SBA will develop distance-learning tools and training for veterans as an extension of the agency's Small Business Classroom distance-learning initiative. The agreement is a result of the Veterans Entrepreneurship and Small Business Development Act of 1999, which became law in August last year and mandates the expansion and improvement of programs for veterans who own or plan to start small businesses.

Veterans already can take advantage of SBA's seminars and classes held at SBA and other agency offices nationwide. But the agreement targets the many veterans who can't get to such locations.

"We have a large client base that is not close to any of the larger cities, so we need to provide online services for those remote areas where veterans may nevertheless have access to computers," said Cliff Toulson, assistant administrator for the Office of Veterans Affairs at SBA.

Perhaps because many members of the veteran community live in remote areas or are disabled and can't easily get to the government centers, unscientific surveys have found that veterans are a little better informed than other groups about how to use computers and the Internet, Toulson said. But veterans also are a group with their own needs, he said, and they need more than courses that are available to the general public.

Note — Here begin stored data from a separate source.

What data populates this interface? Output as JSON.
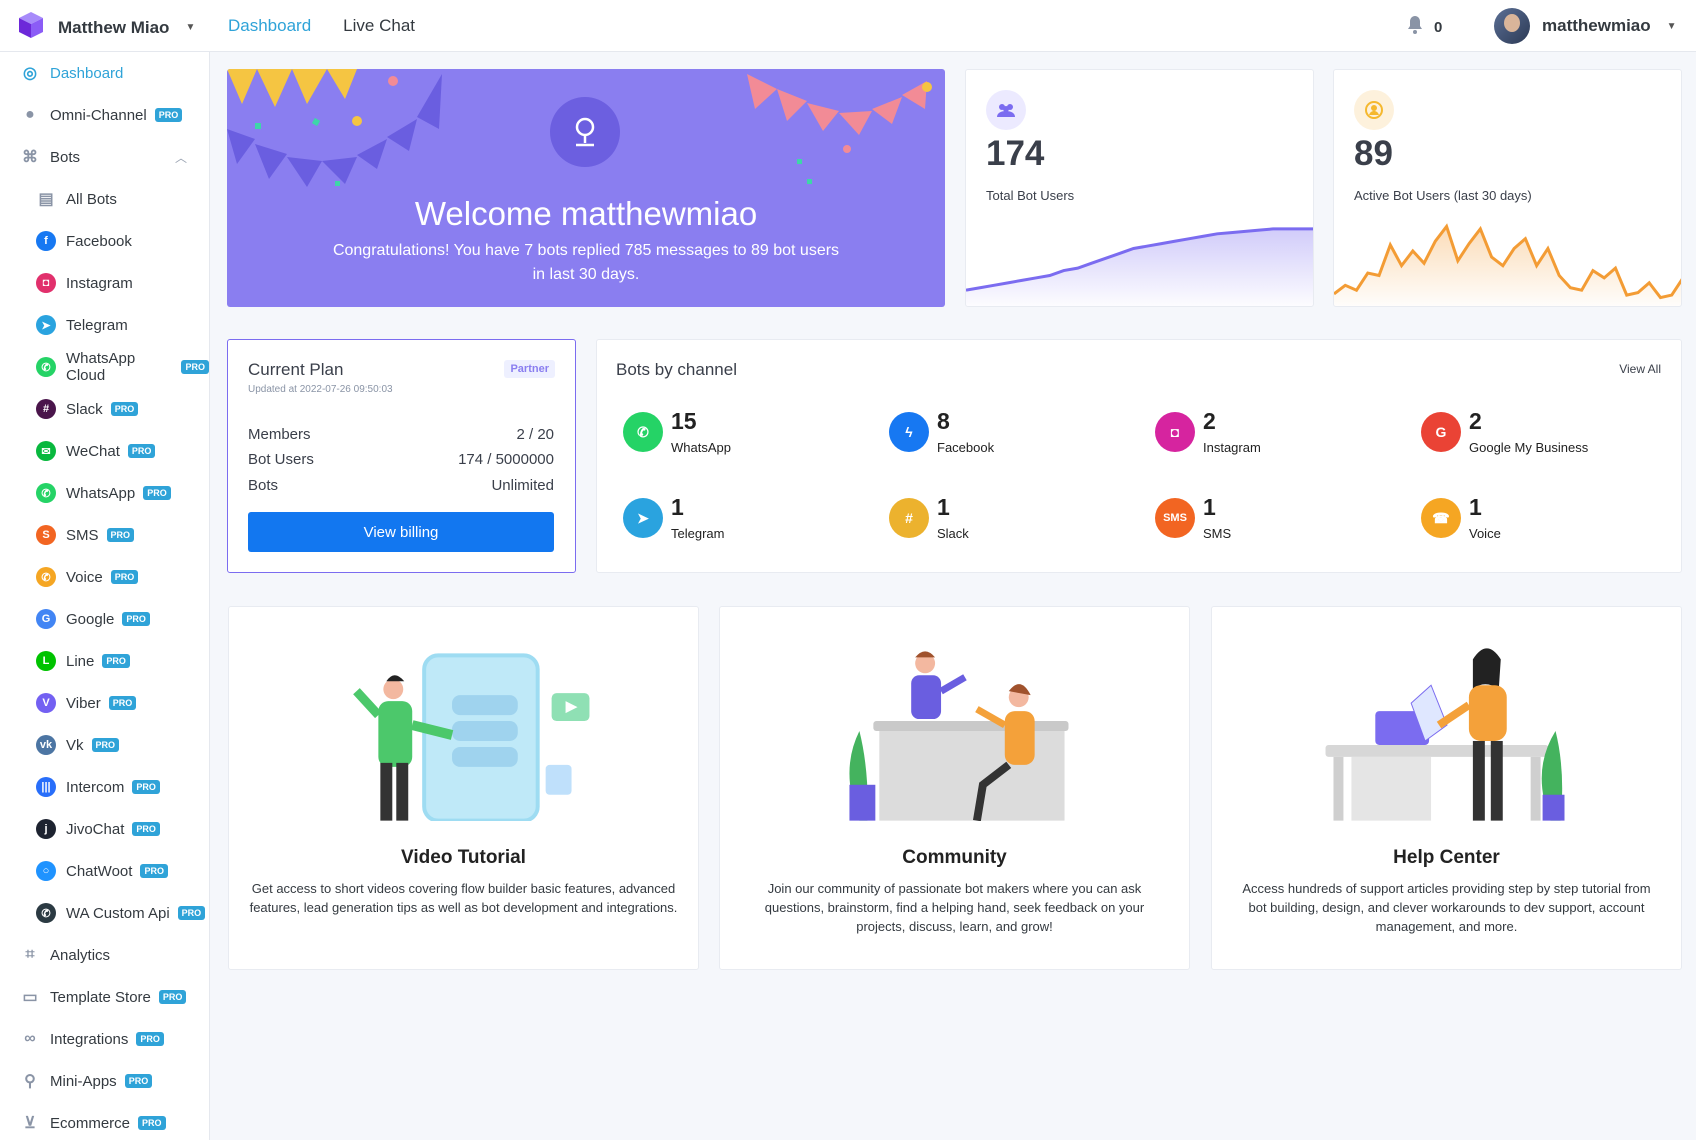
{
  "header": {
    "workspace": "Matthew Miao",
    "nav": [
      "Dashboard",
      "Live Chat"
    ],
    "notifications": "0",
    "username": "matthewmiao"
  },
  "sidebar": {
    "pro_label": "PRO",
    "items": [
      {
        "label": "Dashboard",
        "icon": "dashboard-icon"
      },
      {
        "label": "Omni-Channel",
        "icon": "omni-channel-icon",
        "pro": true
      },
      {
        "label": "Bots",
        "icon": "bots-icon"
      },
      {
        "label": "All Bots",
        "icon": "all-bots-icon"
      },
      {
        "label": "Facebook",
        "icon": "messenger-icon",
        "color": "#1778f2"
      },
      {
        "label": "Instagram",
        "icon": "instagram-icon",
        "color": "#e1306c"
      },
      {
        "label": "Telegram",
        "icon": "telegram-icon",
        "color": "#2aa3df"
      },
      {
        "label": "WhatsApp Cloud",
        "icon": "whatsapp-icon",
        "color": "#25d366",
        "pro": true
      },
      {
        "label": "Slack",
        "icon": "slack-icon",
        "color": "#4a154b",
        "pro": true
      },
      {
        "label": "WeChat",
        "icon": "wechat-icon",
        "color": "#09b83e",
        "pro": true
      },
      {
        "label": "WhatsApp",
        "icon": "whatsapp-icon",
        "color": "#25d366",
        "pro": true
      },
      {
        "label": "SMS",
        "icon": "sms-icon",
        "color": "#f26522",
        "pro": true
      },
      {
        "label": "Voice",
        "icon": "voice-icon",
        "color": "#f5a623",
        "pro": true
      },
      {
        "label": "Google",
        "icon": "google-icon",
        "color": "#4285f4",
        "pro": true
      },
      {
        "label": "Line",
        "icon": "line-icon",
        "color": "#00c300",
        "pro": true
      },
      {
        "label": "Viber",
        "icon": "viber-icon",
        "color": "#7360f2",
        "pro": true
      },
      {
        "label": "Vk",
        "icon": "vk-icon",
        "color": "#4c75a3",
        "pro": true
      },
      {
        "label": "Intercom",
        "icon": "intercom-icon",
        "color": "#286efa",
        "pro": true
      },
      {
        "label": "JivoChat",
        "icon": "jivochat-icon",
        "color": "#1d2330",
        "pro": true
      },
      {
        "label": "ChatWoot",
        "icon": "chatwoot-icon",
        "color": "#1f93ff",
        "pro": true
      },
      {
        "label": "WA Custom Api",
        "icon": "wa-custom-api-icon",
        "color": "#2b3a42",
        "pro": true
      },
      {
        "label": "Analytics",
        "icon": "analytics-icon"
      },
      {
        "label": "Template Store",
        "icon": "template-store-icon",
        "pro": true
      },
      {
        "label": "Integrations",
        "icon": "integrations-icon",
        "pro": true
      },
      {
        "label": "Mini-Apps",
        "icon": "mini-apps-icon",
        "pro": true
      },
      {
        "label": "Ecommerce",
        "icon": "ecommerce-icon",
        "pro": true
      }
    ]
  },
  "welcome": {
    "title": "Welcome matthewmiao",
    "message": "Congratulations! You have 7 bots replied 785 messages to 89 bot users in last 30 days."
  },
  "stats": [
    {
      "value": "174",
      "label": "Total Bot Users",
      "color": "#7b6cf0",
      "trend": [
        8,
        10,
        12,
        14,
        16,
        18,
        20,
        24,
        26,
        30,
        34,
        38,
        42,
        44,
        46,
        48,
        50,
        52,
        54,
        55,
        56,
        57,
        58,
        58,
        58,
        58
      ]
    },
    {
      "value": "89",
      "label": "Active Bot Users (last 30 days)",
      "color": "#f39c35",
      "trend": [
        5,
        12,
        8,
        22,
        20,
        45,
        28,
        40,
        30,
        48,
        60,
        32,
        46,
        58,
        35,
        28,
        42,
        50,
        28,
        42,
        20,
        10,
        8,
        24,
        18,
        26,
        4,
        6,
        14,
        2,
        4,
        18
      ]
    }
  ],
  "plan": {
    "title": "Current Plan",
    "badge": "Partner",
    "updated": "Updated at 2022-07-26 09:50:03",
    "rows": [
      {
        "label": "Members",
        "value": "2 / 20"
      },
      {
        "label": "Bot Users",
        "value": "174 / 5000000"
      },
      {
        "label": "Bots",
        "value": "Unlimited"
      }
    ],
    "button": "View billing"
  },
  "channels": {
    "title": "Bots by channel",
    "view_all": "View All",
    "items": [
      {
        "count": "15",
        "name": "WhatsApp",
        "icon": "whatsapp-icon",
        "color": "#25d366"
      },
      {
        "count": "8",
        "name": "Facebook",
        "icon": "messenger-icon",
        "color": "#1778f2"
      },
      {
        "count": "2",
        "name": "Instagram",
        "icon": "instagram-icon",
        "color": "#d6249f"
      },
      {
        "count": "2",
        "name": "Google My Business",
        "icon": "google-icon",
        "color": "#ea4335"
      },
      {
        "count": "1",
        "name": "Telegram",
        "icon": "telegram-icon",
        "color": "#2aa3df"
      },
      {
        "count": "1",
        "name": "Slack",
        "icon": "slack-icon",
        "color": "#ecb22e"
      },
      {
        "count": "1",
        "name": "SMS",
        "icon": "sms-icon",
        "color": "#f26522",
        "text": "SMS"
      },
      {
        "count": "1",
        "name": "Voice",
        "icon": "voice-icon",
        "color": "#f5a623"
      }
    ]
  },
  "resources": [
    {
      "title": "Video Tutorial",
      "description": "Get access to short videos covering flow builder basic features, advanced features, lead generation tips as well as bot development and integrations.",
      "art": "video-tutorial-illustration"
    },
    {
      "title": "Community",
      "description": "Join our community of passionate bot makers where you can ask questions, brainstorm, find a helping hand, seek feedback on your projects, discuss, learn, and grow!",
      "art": "community-illustration"
    },
    {
      "title": "Help Center",
      "description": "Access hundreds of support articles providing step by step tutorial from bot building, design, and clever workarounds to dev support, account management, and more.",
      "art": "help-center-illustration"
    }
  ]
}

"They want to see courses that are targeted to their specific needs," Toulson said. "We'll take the issues that are talked about by the veterans in the face-to-face classrooms and convert them to programs that can be used for distance learning. They'll include language personalized for the veteran, for example."

There is a core of online courses already available that can be adapted for veterans, according to Woodrow McCutcheon, executive director of the Association of Small Business Development Centers, which is affiliated with SBA. The trick will be in how to take the successful courses taught in classrooms and put them online.

"Not all the courses that are effective as "talking head' courses translate effectively into online courses," said McCutcheon, whose organization will develop the distance-learning courses with SBA. "So we'll be looking to build new, interactive courses that will provide for feedback online and that can be used for formal college accreditation."

Special programs for disabled veterans also will be developed, he said.

As an added incentive for veterans to get involved in these types of courses, the 1999 act mandates a 3 percent federal procurement goal for small businesses owned by service-disabled veterans.

In the past fiscal year, SBA served about 72,000 veteran entrepreneurs through its business training and counseling services.